US bucks bearish trend
SHEEL KOHLI in London
Fund managers globally have adopted an increasingly cautious view on Pacific Basin equities, apart from in the United States, where investment managers appear to have become increasingly aggressive buyers.
According to the monthly Merrill Lynch Gallup Global Survey, US fund managers, responsible for funds totalling US$1.68 trillion, who wanted to buy Pacific Basin equities, outnumbered sellers by a huge 37 per cent, against 18 per cent in December.
The report said that their correspondingly bearish view on the 12-month outlook for the US equity market, where bears were now outnumbering bulls by 7 per cent, and sellers of US equities outnumbering buyers by 20 per cent, had compelled managers to look at other regions.
On a three-month forecast, 48 per cent of US fund managers were bullish on Pacific Basin equities, compared with 37 per cent in December, with 54 per cent bullish over a 12-month period.
In contrast Japanese fund managers, who command more assets under management than any other country, have turned increasingly bearish on the region.
Buyers outnumbered sellers by only 10 per cent in January, compared with 21 per cent in December, while on a three-month forecast, the balance of bulls minus bears had been radically scaled down hitting only 15 per cent, compared with 37 per cent in December.
Pacific Basin equities now make up only 2 per cent of global Japanese funds.
The Japanese fund managers surveyed, who were responsible for $688 billion, were similarly pessimistic on Japanese equities, although the negative outlook now long-held for the Japanese economy seemed to be bottoming out.
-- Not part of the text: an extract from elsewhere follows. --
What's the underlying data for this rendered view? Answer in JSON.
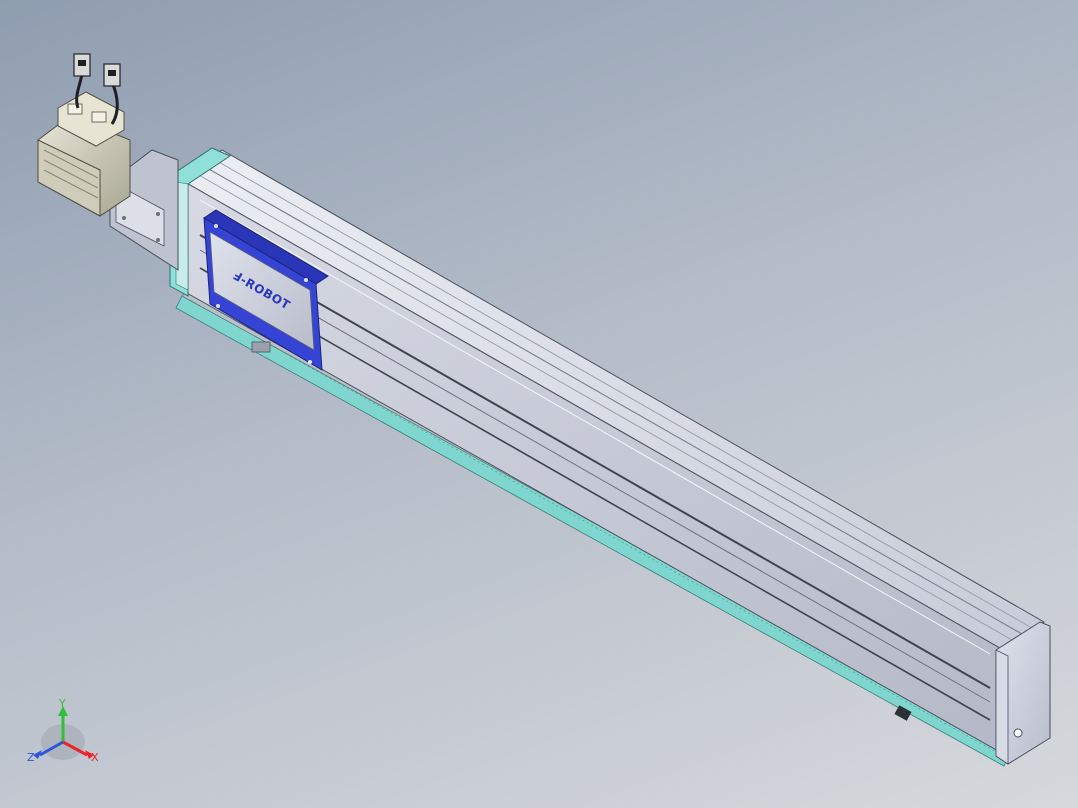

European managers recorded flat sentiment, with the number of buyers beating sellers of Pacific Basin equities reaching 13 per cent in January, against 14 per cent in December.
Representing about $722 billion of funds, the survey found that over three months, only 21 per cent of managers were bullish on the region, against 29 per cent last month, and over 12 months 34 per cent had a positive forecast, compared with 43 per cent.
They are now expecting stronger European economies this year and are bearish on the outlook for German bonds. 'Bears outnumber bulls by a balance of 59 per cent', the survey said.
British managers, responsible for $1.9 trillion, have also taken a largely flat view of the region's equity markets, with 10 per cent net buyers, against 12 per cent last month.